Ils s’embrassèrent longuement, et Paul s’éloigna.

Paul l’avait annoncé, cet effort suprême ne pouvait réussir qu’à force d’audace et de promptitude, et il fallait l’exécuter ainsi qu’on exécute une manœuvre désespérée.

Encore dix minutes, et c’était le dénouement de l’aventure. Encore dix minutes, et il serait victorieux ou fusillé.

Tous les actes qu’il accomplit dès ce moment furent aussi ordonnés et méthodiques que s’il avait eu le temps d’en préparer avec soin le déclenchement et d’en assurer l’inévitable succès, alors que, en réalité, ce fut une série de décisions isolées qu’il prenait au fur et à mesure des circonstances les plus tragiques.

Il gagna par un détour, et en se maintenant sur les pentes des monticules que formait l’exploitation de sable, le défilé qui mettait en communication les carrières et le camp réservé à la garnison. Sur le dernier de ces monticules le hasard lui fit heurter un bloc de pierre qui vacilla. À tâtons, il se rendit compte que ce bloc retenait derrière lui tout un amoncellement de sable et de cailloux.

« Voilà ce qu’il me faut », se dit-il sans même réfléchir.

D’un coup de pied violent, il ébranla la masse qui, aussitôt, suivant le creux d’un ravin, se précipita dans le défilé avec le fracas d’un éboulement.

D’un bond, Paul sauta parmi les pierres, s’étendit à plat ventre et se mit à crier au secours, comme s’il eût été victime d’un accident.

De l’endroit où il gisait, on ne pouvait, à cause des sinuosités du défilé, l’entendre des casernes, mais le moindre appel devait porter jusqu’à la baraque du tunnel, qui n’était distante que de cent mètres au plus. Et, de fait, les hommes du poste accoururent aussitôt.

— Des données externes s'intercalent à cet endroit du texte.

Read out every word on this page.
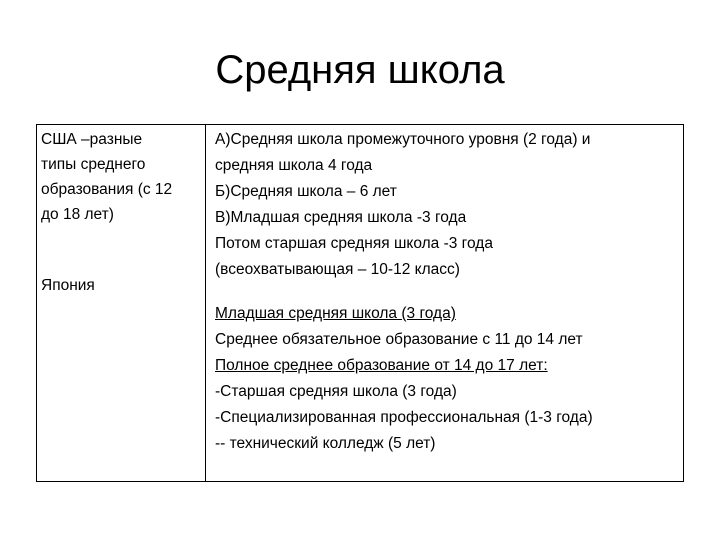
Средняя школа
США –разные
типы среднего
образования (с 12
до 18 лет)
Япония
А)Средняя школа промежуточного уровня (2 года) и
средняя школа 4 года
Б)Средняя школа – 6 лет
В)Младшая средняя школа -3 года
Потом старшая средняя школа -3 года
(всеохватывающая – 10-12 класс)
Младшая средняя школа (3 года)
Среднее обязательное образование с 11 до 14 лет
Полное среднее образование от 14 до 17 лет:
-Старшая средняя школа (3 года)
-Специализированная профессиональная (1-3 года)
-- технический колледж (5 лет)
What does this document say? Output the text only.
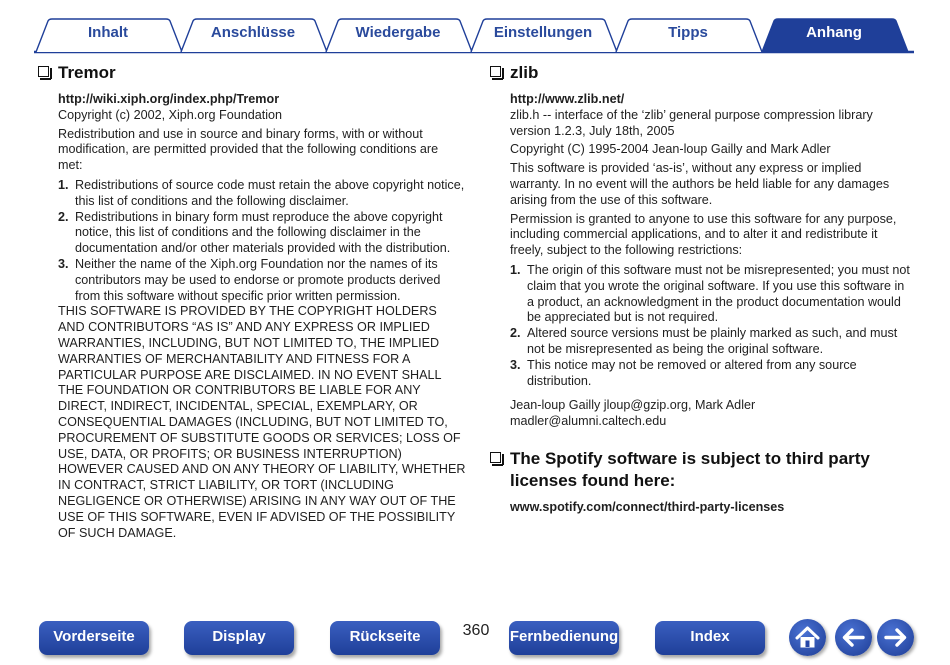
Inhalt	Anschlüsse	Wiedergabe	Einstellungen	Tipps	Anhang
Tremor

http://wiki.xiph.org/index.php/Tremor

Copyright (c) 2002, Xiph.org Foundation

Redistribution and use in source and binary forms, with or without modification, are permitted provided that the following conditions are met:

1. Redistributions of source code must retain the above copyright notice, this list of conditions and the following disclaimer.
2. Redistributions in binary form must reproduce the above copyright notice, this list of conditions and the following disclaimer in the documentation and/or other materials provided with the distribution.
3. Neither the name of the Xiph.org Foundation nor the names of its contributors may be used to endorse or promote products derived from this software without specific prior written permission.

THIS SOFTWARE IS PROVIDED BY THE COPYRIGHT HOLDERS AND CONTRIBUTORS “AS IS” AND ANY EXPRESS OR IMPLIED WARRANTIES, INCLUDING, BUT NOT LIMITED TO, THE IMPLIED WARRANTIES OF MERCHANTABILITY AND FITNESS FOR A PARTICULAR PURPOSE ARE DISCLAIMED. IN NO EVENT SHALL THE FOUNDATION OR CONTRIBUTORS BE LIABLE FOR ANY DIRECT, INDIRECT, INCIDENTAL, SPECIAL, EXEMPLARY, OR CONSEQUENTIAL DAMAGES (INCLUDING, BUT NOT LIMITED TO, PROCUREMENT OF SUBSTITUTE GOODS OR SERVICES; LOSS OF USE, DATA, OR PROFITS; OR BUSINESS INTERRUPTION) HOWEVER CAUSED AND ON ANY THEORY OF LIABILITY, WHETHER IN CONTRACT, STRICT LIABILITY, OR TORT (INCLUDING NEGLIGENCE OR OTHERWISE) ARISING IN ANY WAY OUT OF THE USE OF THIS SOFTWARE, EVEN IF ADVISED OF THE POSSIBILITY OF SUCH DAMAGE.

zlib

http://www.zlib.net/

zlib.h -- interface of the ‘zlib’ general purpose compression library version 1.2.3, July 18th, 2005

Copyright (C) 1995-2004 Jean-loup Gailly and Mark Adler

This software is provided ‘as-is’, without any express or implied warranty. In no event will the authors be held liable for any damages arising from the use of this software.

Permission is granted to anyone to use this software for any purpose, including commercial applications, and to alter it and redistribute it freely, subject to the following restrictions:

1. The origin of this software must not be misrepresented; you must not claim that you wrote the original software. If you use this software in a product, an acknowledgment in the product documentation would be appreciated but is not required.
2. Altered source versions must be plainly marked as such, and must not be misrepresented as being the original software.
3. This notice may not be removed or altered from any source distribution.

Jean-loup Gailly jloup@gzip.org, Mark Adler madler@alumni.caltech.edu

The Spotify software is subject to third party licenses found here:

www.spotify.com/connect/third-party-licenses

Vorderseite	Display	Rückseite	360	Fernbedienung	Index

Il n’en compta pas moins de cinq, qui s’empressèrent autour de lui et le relevèrent, tout en l’interrogeant. D’une voix à peine intelligible, il fit au sous-officier des réponses incohérentes, haletantes, d’où l’on pouvait conclure qu’il était envoyé par le prince Conrad à la recherche de la comtesse Hermine.

Paul sentait bien que son stratagème n’avait aucune chance de réussir au-delà d’un temps très limité, mais toute minute gagnée était d’un prix inestimable, puisque Bernard en profitait pour agir de son côté contre le sixième homme en faction devant le tunnel et pour s’enfuir avec le prince Conrad. Peut-être même cet homme allait-il venir lui aussi… Ou bien peut-être Bernard se débarrasserait-il de lui sans faire usage de son revolver et par conséquent sans attirer l’attention.

Et Paul, haussant peu à peu la voix, bredouillait des explications confuses auxquelles le sous-officier s’irritait de ne rien comprendre, lorsqu’un coup de feu claqua là-bas, suivi de deux autres détonations.

Sur le moment le sous-officier hésita, ne sachant pas très bien d’où venait le bruit. Les hommes, s’écartant de Paul, prêtèrent l’oreille. Alors il passa au milieu d’eux et partit en avant sans qu’ils se rendissent compte, dans l’obscurité, que c’était lui qui s’éloignait. Puis au premier détour, il se mit à courir, et en quelques bonds atteignit la baraque.

D’un coup d’œil, il aperçut, à trente pas de lui, devant l’orifice du tunnel, Bernard qui luttait avec le prince Conrad, lequel essayait de s’échapper. Près d’eux, la sentinelle traînait à terre en gémissant.

Paul eut la vision très exacte de ce qu’il fallait faire. Porter assistance à Bernard et tenter avec lui le risque d’une évasion, aurait été de la folie, puisque leurs adversaires les eussent fatalement rejoints, et qu’en tout cas le prince Conrad eût été délivré. Non, l’essentiel était d’arrêter la ruée des hommes du poste, dont les ombres déjà apparaissaient au sortir du défilé, et de permettre à Bernard d’en finir avec le prince.

À moitié caché par la baraque, il tendit vers eux son revolver et cria :

– Halte !

Le sous-officier n’obéit pas et pénétra dans la zone éclairée. Paul tira. L’Allemand tomba, mais blessé seulement, car il se mit à commander d’une voix sauvage :

– En avant ! Sautez dessus ! En avant donc, tas de froussards !

Les hommes ne bougeaient pas. Paul empoigna un fusil dans le faisceau qu’ils avaient formé près de la baraque, et, tout en les ajustant, il put, d’un regard jeté en arrière, constater que Bernard, enfin maître du prince Conrad, l’entraînait dans les profondeurs du tunnel.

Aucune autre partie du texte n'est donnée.